Elie Domota : D’abord je te dirai que les états généraux de la Guadeloupe, on les a déjà commencés par notre action et notre réflexion. Et puis on reste prudent. On a déjà entendu tellement de belles promesses de la part de l’état. D’ailleurs, vu le délai très court avant que ça commence, je me demande bien comment ça va pouvoir s’organiser et avec quelle pertinence…

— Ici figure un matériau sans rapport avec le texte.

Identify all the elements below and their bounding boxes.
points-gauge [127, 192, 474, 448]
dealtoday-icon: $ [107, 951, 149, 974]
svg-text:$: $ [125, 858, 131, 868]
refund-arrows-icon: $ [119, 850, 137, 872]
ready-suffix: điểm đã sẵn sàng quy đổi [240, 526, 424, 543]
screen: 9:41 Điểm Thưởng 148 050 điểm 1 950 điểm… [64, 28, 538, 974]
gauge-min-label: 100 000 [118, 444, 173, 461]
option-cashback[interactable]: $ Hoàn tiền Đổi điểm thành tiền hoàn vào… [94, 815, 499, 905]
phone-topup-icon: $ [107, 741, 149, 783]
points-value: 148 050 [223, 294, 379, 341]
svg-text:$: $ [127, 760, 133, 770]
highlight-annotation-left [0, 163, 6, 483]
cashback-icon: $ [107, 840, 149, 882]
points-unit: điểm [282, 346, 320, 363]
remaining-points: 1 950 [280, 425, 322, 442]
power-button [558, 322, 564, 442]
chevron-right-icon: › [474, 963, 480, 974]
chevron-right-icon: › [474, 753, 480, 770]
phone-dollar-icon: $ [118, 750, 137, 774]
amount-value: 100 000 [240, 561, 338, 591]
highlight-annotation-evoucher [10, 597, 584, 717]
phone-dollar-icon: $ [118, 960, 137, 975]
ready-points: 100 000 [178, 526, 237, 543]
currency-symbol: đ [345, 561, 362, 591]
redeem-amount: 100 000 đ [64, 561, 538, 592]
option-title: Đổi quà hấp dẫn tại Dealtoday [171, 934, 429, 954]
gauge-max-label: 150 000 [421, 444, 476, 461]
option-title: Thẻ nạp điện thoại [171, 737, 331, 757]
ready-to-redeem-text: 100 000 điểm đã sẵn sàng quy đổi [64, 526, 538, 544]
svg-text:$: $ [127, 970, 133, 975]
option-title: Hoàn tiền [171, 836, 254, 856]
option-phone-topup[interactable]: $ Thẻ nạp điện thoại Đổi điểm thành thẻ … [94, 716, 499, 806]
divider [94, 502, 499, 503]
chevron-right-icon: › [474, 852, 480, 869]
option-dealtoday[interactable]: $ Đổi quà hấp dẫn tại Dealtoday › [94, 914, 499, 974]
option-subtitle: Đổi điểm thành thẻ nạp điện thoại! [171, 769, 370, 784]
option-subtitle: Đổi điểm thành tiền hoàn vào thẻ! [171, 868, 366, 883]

CC : Comment prends-tu le fait que le parquet de Pointe-à-Pitre te mette dos-à-dos avec Alain Huygues-Despointes, le béké de Martinique qui a parlé de pureté de la race. Vous faites tous deux l’objet de plainte pour incitation à la haine raciale, lui pour faire l’apologie d’un système raciste et discriminatoire, toi pour le condamner !
Elie Domota : Je pense précisément que ça vise à blanchir Huygues-Despointe, si je puis dire ! C’est une façon de relativiser l’accusation qui pèse sur lui. Mes propos n’ont fait que refléter une réalité sociale et historique. Donc je suis serein.
CC : Entre nous, c’est même un beau cadeau que te fait le parquet, il t’offre une tribune formidable !
Elie Domota : (il sourit) Oui, c’est vrai. Un avocat me disait hier qu’il n’y a pas de grand mouvement social sans grand procès. Ça va être l’occasion de faire le point sur pas mal de choses. Je demande d’ailleurs à ce que ce procès soit télévisé. Beaucoup d’avocats m’ont déjà contacté. Cette après-midi, même Ségolène Royal m’a appelé pour me proposer de faire partie du collectif d’avocats qui va me défendre. Je ne savais même pas qu’elle était avocate !
CC : Comment prends-tu les diverses attaques, parfois très virulentes qui te sont adressées sur ce sujet ou sur d’autres ?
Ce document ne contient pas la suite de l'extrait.